海底火山の噴火で被害を受けたトンガのノムカ島(ニュージーランド軍提供、UPI=共同)

「火山が噴火すると、火口から衝撃波が発生し、周囲の空気中を伝わって行きます。その速度はとても速く桜島の噴火でもマッハ1.0以上は普通にみられます。しかし火口から離れるに従いその衝撃波は急減し、音波に変化します。火山学では、これら空気中を伝わる圧力波のことを空振(空気振動)と呼びます。
通常、空振は短時間で収束するのですが、今回は爆発が大きく広範囲であったことからゆっくりと長く伝わりました。空振の進む方向では圧力が高まり、海面は大気によって押し下げられ、空振が通過した後は元に戻ろうとして海面が上昇します。そのため、今回は通常の噴火では見られない津波が形成されたのだと考えられます」

■日本では窓ガラスや扉を外した例も

 空振とはあまり聞きなれない言葉だが、空振により建物の窓ガラスが割れることもある。

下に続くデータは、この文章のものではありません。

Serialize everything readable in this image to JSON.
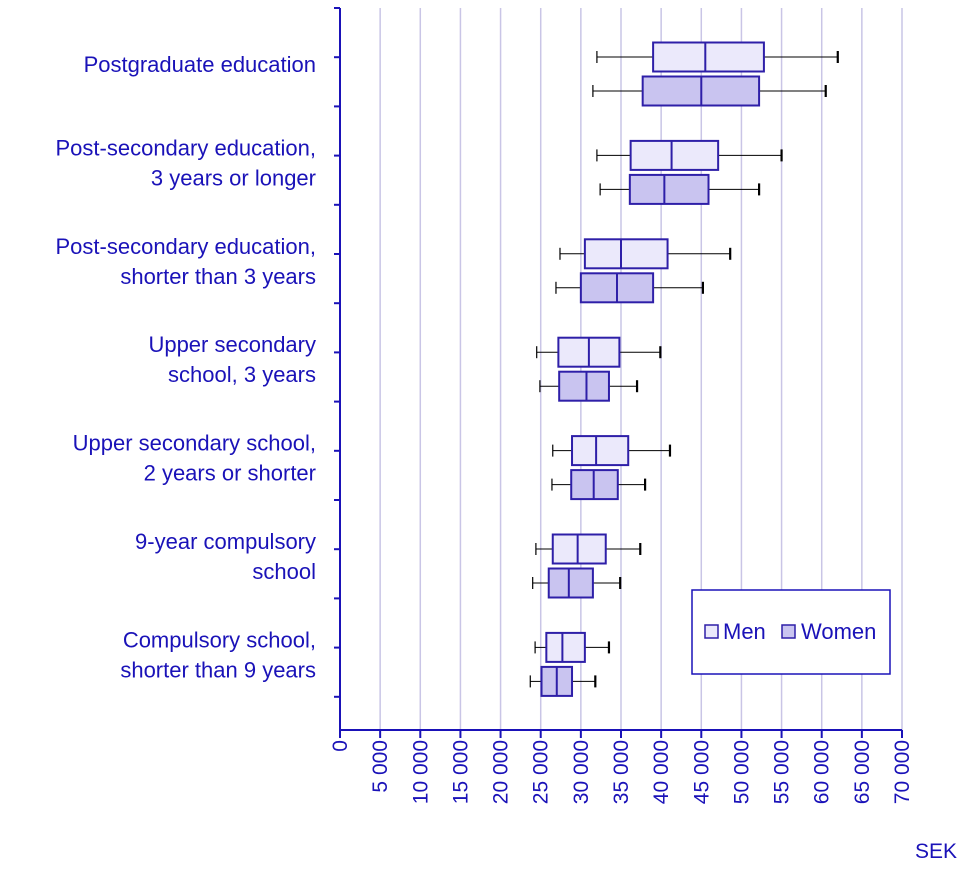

実際、2011年に起きた宮崎、鹿児島県境にある霧島山・新燃岳(しんもえだけ・1421メートル)の4回目の噴火では、霧島市の病院では1階病室の窓ガラス数枚が割れ、入院中の90代女性患者が顔を切り軽いけが。市内の小中学校3校でガラスが割れ、別の小学校では教室の扉が外れるなどの被害が出た。また霧島市内では市の総合支所や民家や宿泊施設など35軒でガラスが割れたという。